La red criminal desmantelada por el Ministerio Público mediante la Operación XL526 no solo utilizaba amenazas y extorsiones para obtener dinero de sus víctimas en Estados Unidos, sino que también habría desarrollado un esquema para ocultar y movilizar los fondos obtenidos ilícitamente a través de transferencias electrónicas, empresas remesadoras y otros métodos.
Según las investigaciones, la organización operaba desde el municipio de Jacagua, en la provincia Santiago, y estaba dedicada a extorsionar, chantajear y estafar a residentes en territorio estadounidense, haciéndose pasar por supuestos miembros de organizaciones criminales como el «Cártel de Sinaloa» para intimidar a las víctimas, exigir pagos y a las que enviaban imágenes de crímenes horrendos como una forma de amenaza.
El Ministerio Público explicó que, una vez obtenían el dinero, los integrantes de la estructura recurrían a distintos mecanismos financieros para dificultar el rastreo de los recursos y encubrir a los verdaderos beneficiarios de los recursos.
Entre los tácticas utilizadas figuraban transferencias electrónicas, depósitos a través de empresas remesadoras, transferencias espejo, plataformas de pago y el uso de criptomonedas, incluyendo Bitcoin, una de las monedas digitales más utilizadas a nivel mundial.
Las autoridades sostienen que estas operaciones formaban parte de un esquema de lavado de activos diseñado para dar apariencia de legalidad a los fondos obtenidos mediante actividades criminales.

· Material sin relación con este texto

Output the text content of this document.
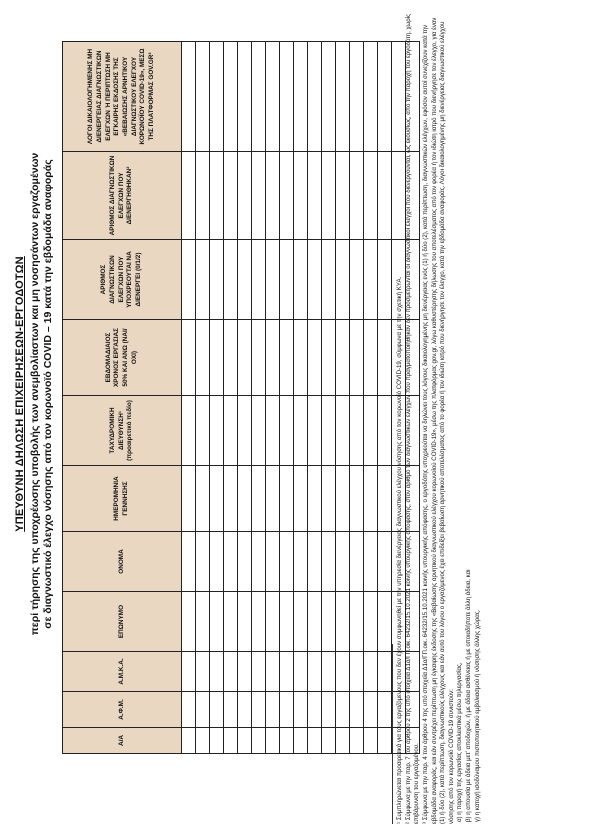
ΥΠΕΥΘΥΝΗ ΔΗΛΩΣΗ ΕΠΙΧΕΙΡΗΣΕΩΝ-ΕΡΓΟΔΟΤΩΝ περί τήρησης της υποχρέωσης υποβολής των ανεμβολίαστων και μη νοσησάντων εργαζομένων σε διαγνωστικό έλεγχο νόσησης από τον κορωνοϊό COVID – 19 κατά την εβδομάδα αναφοράς
Α/Α	Α.Φ.Μ.	Α.Μ.Κ.Α.	ΕΠΩΝΥΜΟ	ΟΝΟΜΑ	ΗΜΕΡΟΜΗΝΙΑ ΓΕΝΝΗΣΗΣ	ΤΑΧΥΔΡΟΜΙΚΗ ΔΙΕΥΘΥΝΣΗ¹ (προαιρετικό πεδίο)	ΕΒΔΟΜΑΔΙΑΙΟΣ ΧΡΟΝΟΣ ΕΡΓΑΣΙΑΣ 50% ΚΑΙ ΑΝΩ (ΝΑΙ/ΟΧΙ)	ΑΡΙΘΜΟΣ ΔΙΑΓΝΩΣΤΙΚΩΝ ΕΛΕΓΧΩΝ ΠΟΥ ΥΠΟΧΡΕΟΥΤΑΙ ΝΑ ΔΙΕΝΕΡΓΕΙ (0/1/2)	ΑΡΙΘΜΟΣ ΔΙΑΓΝΩΣΤΙΚΩΝ ΕΛΕΓΧΩΝ ΠΟΥ ΔΙΕΝΕΡΓΗΘΗΚΑΝ²	ΛΟΓΟΙ ΔΙΚΑΙΟΛΟΓΗΜΕΝΗΣ ΜΗ ΔΙΕΝΕΡΓΕΙΑΣ ΔΙΑΓΝΩΣΤΙΚΩΝ ΕΛΕΓΧΩΝ Ή ΠΕΡΙΠΤΩΣΗ ΜΗ ΕΓΚΑΙΡΗΣ ΕΚΔΟΣΗΣ ΤΗΣ «ΒΕΒΑΙΩΣΗΣ ΑΡΝΗΤΙΚΟΥ ΔΙΑΓΝΩΣΤΙΚΟΥ ΕΛΕΓΧΟΥ ΚΟΡΩΝΟΪΟΥ COVID-19», ΜΕΣΩ ΤΗΣ ΠΛΑΤΦΟΡΜΑΣ GOV.GR³

¹ Συμπληρώνεται προαιρετικά για τους εργαζόμενους που δεν έχουν συμφωνηθεί με την υπηρεσία διενέργειας διαγνωστικού ελέγχου νόσησης από τον κορωνοϊό COVID-19, σύμφωνα με την σχετική ΚΥΑ. ² Σύμφωνα με την παρ. 7 του άρθρου 2 της υπό στοιχεία Δ1α/ΓΠ.οικ. 64232/15.10.2021 κοινής υπουργικής απόφασης, στον αριθμό των διαγνωστικών ελέγχων που πραγματοποιήθηκαν δεν προσμετρώνται οι διαγνωστικοί έλεγχοι που διενεργούνται, ως εκουσίως, από την παροχή του εργοδότη, χωρίς επιβάρυνση του εργαζομένου. ³ Σύμφωνα με την παρ. 4 του άρθρου 4 της υπό στοιχεία Δ1α/ΓΠ.οικ. 64232/15.10.2021 κοινής υπουργικής απόφασης, ο εργοδότης υποχρεούται να δηλώνει τους λόγους δικαιολογημένης μη διενέργειας ενός (1) ή δύο (2), κατά περίπτωση, διαγνωστικών ελέγχων, εφόσον αυτοί συνεχίζουν κατά την εβδομάδα αναφοράς, και εάν συντρέχει περίπτωση μη έγκαιρης έκδοσης της «Βεβαίωσης αρνητικού διαγνωστικού ελέγχου κορωνοϊού COVID-19», μέσω της πλατφόρμας gov.gr, λόγω καθυστέρησης δήλωσης του αποτελέσματος από τον φορέα ή τον ιδιώτη ιατρό που διενήργησε τον έλεγχο, για έναν (1) ή δύο (2), κατά περίπτωση, διαγνωστικούς ελέγχους και εάν αυτό του λόγου ο εργαζόμενος έχει επιδείξει βεβαίωση αρνητικού αποτελέσματος από το φορέα ή τον ιδιώτη ιατρό που διενήργησε τον έλεγχο, κατά την εβδομάδα αναφοράς. Λόγοι δικαιολογημένης μη διενέργειας διαγνωστικού ελέγχου νόσησης από τον κορωνοϊό COVID-19 συνιστούν: α) η παροχή της εργασίας αποκλειστικά μέσω τηλεργασίας, β) η απουσία με άδεια μετ’ αποδοχών, ή με άδεια ασθένειας ή με οποιαδήποτε άλλη άδεια, και γ) η κατοχή ισοδύναμου πιστοποιητικού εμβολιασμού ή νόσησης άλλης χώρας.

La investigación también determinó que muchas de las transacciones eran realizadas a nombre de terceros previamente identificados por las autoridades, una práctica que, según el Ministerio Público, buscaba dificultar la trazabilidad del dinero y «dificultar la trazabilidad de los fondos y encubrir su origen ilícito».
Asimismo, el expediente indica que «la ostentación de un estatus de bienestar económico por parte de los miembros de la organización criminal incentivaba la incorporación de nuevas personas, principalmente, jóvenes«.
Operación XL526
De acuerdo con un comunicado del órgano persecutor, durante 28 allanamientos realizados en Santiago y Puerto Plata fueron arrestadas 20 personas, incluidos los presuntos cabecillas de la estructura criminal Carlos José Parra Lantigua, Eliardo Peña Almonte, Renso Darío González Almonte, Josiel Pichardo Cabrera y Walinton Sosa Almonte.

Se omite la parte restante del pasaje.